Hawai‘i Writers Almanac: Christy Passion
A companion to our feature “The Hawai‘i Writer’s Life.”
A companion to our feature The Hawai‘i Writer’s Life, this compendium of writers, platforms, resources and more intends to map out our literary communities and individuals. It’s just getting started, but we hope it will grow to help them, and you, find each other, scheme together and maybe get some writing done.
WHO: Christy Passion, poet, critical care nurse.
WHAT: One book of poetry, one poetry collaboration with three other female poets.
WHY: As a nursing student planning to specialize in the intensive care unit, Christy Passion says she went for “the most critical piece: I wanted to know that if a person was dying, could I handle that?” Years later, working a 12-hour shift schedule, she decided to write. “I fell into poetry. Writing poetry is like being in the ICU: that same do or die moment.”
Today, the 49-year-old—who’s “typical poi, part Native Hawaiian, Portuguese, Chinese, Filipino, Spanish, Irish”—is the author of two books and the 2017 winner of the state’s highest honor for literature, the Elliot Cades Award, for Still Out of Place, her first book of poetry.
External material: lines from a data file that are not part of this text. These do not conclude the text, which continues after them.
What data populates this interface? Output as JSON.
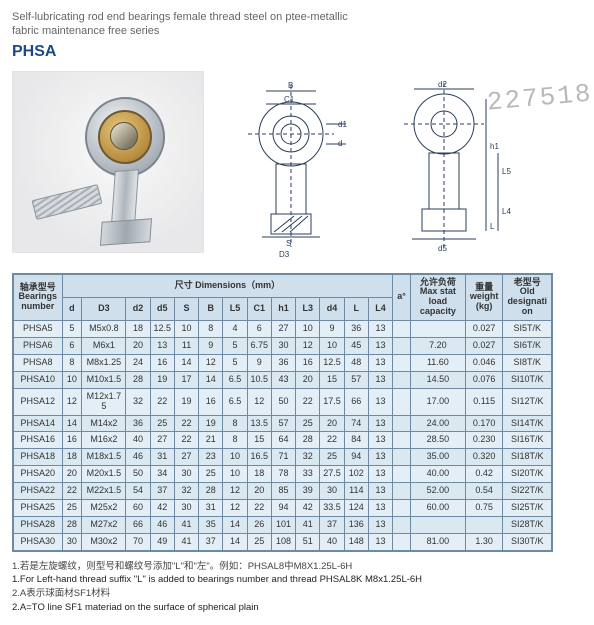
{
  "watermark": "227518",
  "header": {
    "subtitle_line1": "Self-lubricating rod end bearings female thread steel on ptee-metallic",
    "subtitle_line2": "fabric maintenance free series",
    "series": "PHSA"
  },
  "drawings": {
    "front_labels": [
      "B",
      "C1",
      "d1",
      "d",
      "S",
      "D3"
    ],
    "side_labels": [
      "d2",
      "h1",
      "L5",
      "L4",
      "L",
      "d5"
    ]
  },
  "table": {
    "group_dim_label": "尺寸    Dimensions（mm）",
    "alpha_label": "a°",
    "max_label_top": "允许负荷",
    "max_label_en": "Max stat load capacity",
    "weight_label_top": "重量",
    "weight_label_en": "weight (kg)",
    "old_label_top": "老型号",
    "old_label_en": "Old designation",
    "bn_top": "轴承型号",
    "bn_en": "Bearings number",
    "dim_cols": [
      "d",
      "D3",
      "d2",
      "d5",
      "S",
      "B",
      "L5",
      "C1",
      "h1",
      "L3",
      "d4",
      "L",
      "L4"
    ],
    "rows": [
      {
        "bn": "PHSA5",
        "v": [
          "5",
          "M5x0.8",
          "18",
          "12.5",
          "10",
          "8",
          "4",
          "6",
          "27",
          "10",
          "9",
          "36",
          "13"
        ],
        "a": "",
        "max": "",
        "wt": "0.027",
        "old": "SI5T/K"
      },
      {
        "bn": "PHSA6",
        "v": [
          "6",
          "M6x1",
          "20",
          "13",
          "11",
          "9",
          "5",
          "6.75",
          "30",
          "12",
          "10",
          "45",
          "13"
        ],
        "a": "",
        "max": "7.20",
        "wt": "0.027",
        "old": "SI6T/K"
      },
      {
        "bn": "PHSA8",
        "v": [
          "8",
          "M8x1.25",
          "24",
          "16",
          "14",
          "12",
          "5",
          "9",
          "36",
          "16",
          "12.5",
          "48",
          "13"
        ],
        "a": "",
        "max": "11.60",
        "wt": "0.046",
        "old": "SI8T/K"
      },
      {
        "bn": "PHSA10",
        "v": [
          "10",
          "M10x1.5",
          "28",
          "19",
          "17",
          "14",
          "6.5",
          "10.5",
          "43",
          "20",
          "15",
          "57",
          "13"
        ],
        "a": "",
        "max": "14.50",
        "wt": "0.076",
        "old": "SI10T/K"
      },
      {
        "bn": "PHSA12",
        "v": [
          "12",
          "M12x1.75",
          "32",
          "22",
          "19",
          "16",
          "6.5",
          "12",
          "50",
          "22",
          "17.5",
          "66",
          "13"
        ],
        "a": "",
        "max": "17.00",
        "wt": "0.115",
        "old": "SI12T/K"
      },
      {
        "bn": "PHSA14",
        "v": [
          "14",
          "M14x2",
          "36",
          "25",
          "22",
          "19",
          "8",
          "13.5",
          "57",
          "25",
          "20",
          "74",
          "13"
        ],
        "a": "",
        "max": "24.00",
        "wt": "0.170",
        "old": "SI14T/K"
      },
      {
        "bn": "PHSA16",
        "v": [
          "16",
          "M16x2",
          "40",
          "27",
          "22",
          "21",
          "8",
          "15",
          "64",
          "28",
          "22",
          "84",
          "13"
        ],
        "a": "",
        "max": "28.50",
        "wt": "0.230",
        "old": "SI16T/K"
      },
      {
        "bn": "PHSA18",
        "v": [
          "18",
          "M18x1.5",
          "46",
          "31",
          "27",
          "23",
          "10",
          "16.5",
          "71",
          "32",
          "25",
          "94",
          "13"
        ],
        "a": "",
        "max": "35.00",
        "wt": "0.320",
        "old": "SI18T/K"
      },
      {
        "bn": "PHSA20",
        "v": [
          "20",
          "M20x1.5",
          "50",
          "34",
          "30",
          "25",
          "10",
          "18",
          "78",
          "33",
          "27.5",
          "102",
          "13"
        ],
        "a": "",
        "max": "40.00",
        "wt": "0.42",
        "old": "SI20T/K"
      },
      {
        "bn": "PHSA22",
        "v": [
          "22",
          "M22x1.5",
          "54",
          "37",
          "32",
          "28",
          "12",
          "20",
          "85",
          "39",
          "30",
          "114",
          "13"
        ],
        "a": "",
        "max": "52.00",
        "wt": "0.54",
        "old": "SI22T/K"
      },
      {
        "bn": "PHSA25",
        "v": [
          "25",
          "M25x2",
          "60",
          "42",
          "30",
          "31",
          "12",
          "22",
          "94",
          "42",
          "33.5",
          "124",
          "13"
        ],
        "a": "",
        "max": "60.00",
        "wt": "0.75",
        "old": "SI25T/K"
      },
      {
        "bn": "PHSA28",
        "v": [
          "28",
          "M27x2",
          "66",
          "46",
          "41",
          "35",
          "14",
          "26",
          "101",
          "41",
          "37",
          "136",
          "13"
        ],
        "a": "",
        "max": "",
        "wt": "",
        "old": "SI28T/K"
      },
      {
        "bn": "PHSA30",
        "v": [
          "30",
          "M30x2",
          "70",
          "49",
          "41",
          "37",
          "14",
          "25",
          "108",
          "51",
          "40",
          "148",
          "13"
        ],
        "a": "",
        "max": "81.00",
        "wt": "1.30",
        "old": "SI30T/K"
      }
    ]
  },
  "notes": {
    "n1_cn": "1.若是左旋螺纹，则型号和螺纹号添加\"L\"和\"左\"。例如：PHSAL8中M8X1.25L-6H",
    "n1_en": "1.For Left-hand thread suffix \"L\" is added to bearings number and thread PHSAL8K M8x1.25L-6H",
    "n2_cn": "2.A表示球面材SF1材料",
    "n2_en": "2.A=TO line SF1 materiad on the surface of spherical plain"
  }
}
She is not your typical suburban-raised MFA poet. “We grew up quite poor,” says Passion, who was born in the McCully neighborhood. “But my father told me that nothing separates me from anybody else, you just have to work harder.”
At the University of Hawai‘i she started out pre-med but switched to nursing school, she says, “because I didn’t like math.” She found herself drawn to the critical care world: “very fast-paced, very intense, very detail-oriented.”
Always a reader as a child, “always with a book in my hands,” and a writer of little vignettes that her parents saved and showed off to people, she returned to her love in her late 20s. “Once I had the rent down,” she says, she began to take creative writing classes.
A well-known teacher and published writer, Marie Hara, invited her to join the Bamboo Ridge study group. “She saw how purely I wanted to learn. I was taking classes at UH, at HPU and whatever was there in the community.”
Hara encouraged her to submit to Bamboo Ridge, where her first work was published. Then co-founder Darrell Lum asked her to work on the 35th anniversary issue. “And because I didn’t look like a serial killer they let me into their little community.”
Published in 2016 by Bamboo Ridge Press, Still Out of Place was immediately recognized as a powerful and accomplished work. “I wanted to honor the life of my dad,” she says, “that duality of being in the most beautiful place in the world but being poor. He had a lot of ability but it went unfulfilled.” She then joined three other poets to write a linked series of poems telling the story of the Massey Case.
Passion says she’s only getting started. With the #MeToo movement, she appreciates seeing more opportunity for women. “I’m being shown in a profound way that things can change in my own personal little world.”